I see difficult child caregiver and parent relationships; children who feel like they are banging their heads up against a wall trying to help parents who resist all efforts of support. The current relationship often relates back to the relationship in childhood. The degree of emotional support early on in the parent child relationship often results in the ease or difficulty of caregiving relationships in later life. Parents with long term close relationships to their children often feel more supported and will accept recommendations more easily.
Wouldn’t it be great if we all had the foresight to see years down the road the issues that will arise when we age? I wonder if this would impact the quality of our relationships years earlier. We’ve all seen the t-shirts that say “be nice to your children – they’ll pick out your nursing home”. This may seem humorous but in many situations it is the truth.

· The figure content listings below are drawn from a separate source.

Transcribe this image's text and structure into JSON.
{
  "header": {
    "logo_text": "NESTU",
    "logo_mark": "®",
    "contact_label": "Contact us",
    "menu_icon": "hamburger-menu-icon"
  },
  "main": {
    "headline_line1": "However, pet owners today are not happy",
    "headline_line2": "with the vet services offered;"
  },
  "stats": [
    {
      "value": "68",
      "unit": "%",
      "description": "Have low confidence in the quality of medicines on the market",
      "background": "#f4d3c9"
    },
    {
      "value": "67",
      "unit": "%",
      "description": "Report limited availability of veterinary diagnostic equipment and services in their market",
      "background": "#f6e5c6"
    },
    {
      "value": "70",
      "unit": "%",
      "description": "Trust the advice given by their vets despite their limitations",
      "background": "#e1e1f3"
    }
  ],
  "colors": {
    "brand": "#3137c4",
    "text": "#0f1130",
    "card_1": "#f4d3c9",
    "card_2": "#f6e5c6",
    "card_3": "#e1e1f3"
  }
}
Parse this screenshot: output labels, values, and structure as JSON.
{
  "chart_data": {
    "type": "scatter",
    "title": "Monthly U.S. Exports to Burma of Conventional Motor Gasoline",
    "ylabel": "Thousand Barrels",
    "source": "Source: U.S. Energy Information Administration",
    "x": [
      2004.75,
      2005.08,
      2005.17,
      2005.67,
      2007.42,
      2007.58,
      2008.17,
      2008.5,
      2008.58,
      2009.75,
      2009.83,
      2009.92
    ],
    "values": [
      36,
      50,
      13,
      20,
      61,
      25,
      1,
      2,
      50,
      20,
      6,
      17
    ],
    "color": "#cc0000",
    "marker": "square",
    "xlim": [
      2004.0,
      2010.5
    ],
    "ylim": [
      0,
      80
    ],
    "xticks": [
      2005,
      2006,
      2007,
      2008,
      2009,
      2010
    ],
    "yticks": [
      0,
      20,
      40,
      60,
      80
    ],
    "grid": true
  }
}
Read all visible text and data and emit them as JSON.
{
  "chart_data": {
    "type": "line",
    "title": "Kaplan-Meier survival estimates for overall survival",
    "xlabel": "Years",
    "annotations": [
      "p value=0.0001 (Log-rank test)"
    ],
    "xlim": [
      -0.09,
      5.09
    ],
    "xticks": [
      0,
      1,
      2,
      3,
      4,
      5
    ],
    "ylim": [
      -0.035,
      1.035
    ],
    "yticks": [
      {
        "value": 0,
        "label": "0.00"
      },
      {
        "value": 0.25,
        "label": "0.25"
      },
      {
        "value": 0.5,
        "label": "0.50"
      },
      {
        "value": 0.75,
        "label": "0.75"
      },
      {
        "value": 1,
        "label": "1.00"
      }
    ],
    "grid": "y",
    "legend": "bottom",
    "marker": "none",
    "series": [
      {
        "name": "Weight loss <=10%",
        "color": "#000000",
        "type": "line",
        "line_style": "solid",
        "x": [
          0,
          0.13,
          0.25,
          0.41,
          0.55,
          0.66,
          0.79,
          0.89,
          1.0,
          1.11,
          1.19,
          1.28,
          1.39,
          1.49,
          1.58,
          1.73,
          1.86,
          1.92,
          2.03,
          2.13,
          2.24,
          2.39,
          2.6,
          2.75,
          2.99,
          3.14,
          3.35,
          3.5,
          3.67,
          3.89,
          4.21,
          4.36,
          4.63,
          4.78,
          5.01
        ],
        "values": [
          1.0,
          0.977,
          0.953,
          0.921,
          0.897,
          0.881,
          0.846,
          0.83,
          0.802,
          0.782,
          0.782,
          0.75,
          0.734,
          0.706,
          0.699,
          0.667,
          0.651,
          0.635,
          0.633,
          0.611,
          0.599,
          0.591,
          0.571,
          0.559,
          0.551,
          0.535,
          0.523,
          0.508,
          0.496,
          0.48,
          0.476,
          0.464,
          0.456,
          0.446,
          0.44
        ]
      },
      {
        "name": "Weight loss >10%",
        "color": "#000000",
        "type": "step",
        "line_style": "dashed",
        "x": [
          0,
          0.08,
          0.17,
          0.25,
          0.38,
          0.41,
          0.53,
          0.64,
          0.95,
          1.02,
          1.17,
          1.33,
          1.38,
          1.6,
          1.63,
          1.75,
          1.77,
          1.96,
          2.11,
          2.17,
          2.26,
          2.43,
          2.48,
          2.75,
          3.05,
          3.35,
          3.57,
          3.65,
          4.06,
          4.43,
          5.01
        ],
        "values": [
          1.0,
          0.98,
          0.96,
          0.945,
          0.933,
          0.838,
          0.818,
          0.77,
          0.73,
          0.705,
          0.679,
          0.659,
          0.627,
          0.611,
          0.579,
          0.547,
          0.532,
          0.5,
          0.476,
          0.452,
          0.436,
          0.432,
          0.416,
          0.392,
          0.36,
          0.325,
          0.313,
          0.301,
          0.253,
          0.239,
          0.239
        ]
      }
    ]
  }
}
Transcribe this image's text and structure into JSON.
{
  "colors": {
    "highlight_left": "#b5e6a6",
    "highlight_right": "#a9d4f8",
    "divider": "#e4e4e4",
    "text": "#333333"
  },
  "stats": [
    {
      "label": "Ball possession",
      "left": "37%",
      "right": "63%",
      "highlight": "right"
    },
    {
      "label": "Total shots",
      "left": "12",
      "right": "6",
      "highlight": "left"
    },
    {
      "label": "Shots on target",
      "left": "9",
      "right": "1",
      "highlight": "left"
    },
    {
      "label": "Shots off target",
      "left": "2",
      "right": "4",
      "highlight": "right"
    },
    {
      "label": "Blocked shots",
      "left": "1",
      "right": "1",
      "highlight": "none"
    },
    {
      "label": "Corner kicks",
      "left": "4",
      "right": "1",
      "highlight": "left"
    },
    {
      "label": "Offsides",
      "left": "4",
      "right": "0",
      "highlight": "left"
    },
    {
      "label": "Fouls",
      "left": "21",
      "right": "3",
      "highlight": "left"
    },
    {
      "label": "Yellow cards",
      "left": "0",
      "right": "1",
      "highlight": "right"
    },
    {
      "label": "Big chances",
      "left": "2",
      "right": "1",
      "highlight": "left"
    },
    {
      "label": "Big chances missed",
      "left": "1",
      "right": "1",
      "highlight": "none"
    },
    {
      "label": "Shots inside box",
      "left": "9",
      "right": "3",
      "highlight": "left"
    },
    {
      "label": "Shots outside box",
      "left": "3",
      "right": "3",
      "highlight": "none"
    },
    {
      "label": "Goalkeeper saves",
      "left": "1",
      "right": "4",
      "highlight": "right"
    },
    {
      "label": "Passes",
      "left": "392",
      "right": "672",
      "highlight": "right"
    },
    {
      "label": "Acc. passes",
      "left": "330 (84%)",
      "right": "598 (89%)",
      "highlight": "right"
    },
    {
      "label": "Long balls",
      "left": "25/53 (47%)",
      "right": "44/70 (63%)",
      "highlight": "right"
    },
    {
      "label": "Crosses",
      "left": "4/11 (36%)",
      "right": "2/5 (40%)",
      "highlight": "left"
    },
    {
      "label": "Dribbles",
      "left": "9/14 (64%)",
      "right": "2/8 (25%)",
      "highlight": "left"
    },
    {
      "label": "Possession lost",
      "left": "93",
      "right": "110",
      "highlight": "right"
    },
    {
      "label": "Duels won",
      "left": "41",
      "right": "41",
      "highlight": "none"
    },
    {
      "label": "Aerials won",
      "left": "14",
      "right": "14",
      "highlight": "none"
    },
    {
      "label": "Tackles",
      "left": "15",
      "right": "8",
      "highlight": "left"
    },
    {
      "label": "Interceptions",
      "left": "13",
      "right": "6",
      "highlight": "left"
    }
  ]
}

The same can be said of marital relationships. Mixed feelings result in the same degree of emotional distress especially when one spouse becomes ill and the other becomes the caregiver. Realize that if you are caregiver with mixed feelings it’s time to ask for help in a manner appropriate for you. This may be help from a psychiatrist or psychologist. It may be help and support from an advocate who can see the forest through the trees and make recommendations to support your caregiving relationship. The important point is to recognize the need for help and to act.
(1) Fingerman, K.L. et. al. Ambivalent Relationship Qualities Between Adults and Their Parents: Implications for the Well-Being of Both Parties. Journal of Gerontology: Psychological Sciences 2008, Vol. 63B, No. 6, 362-371.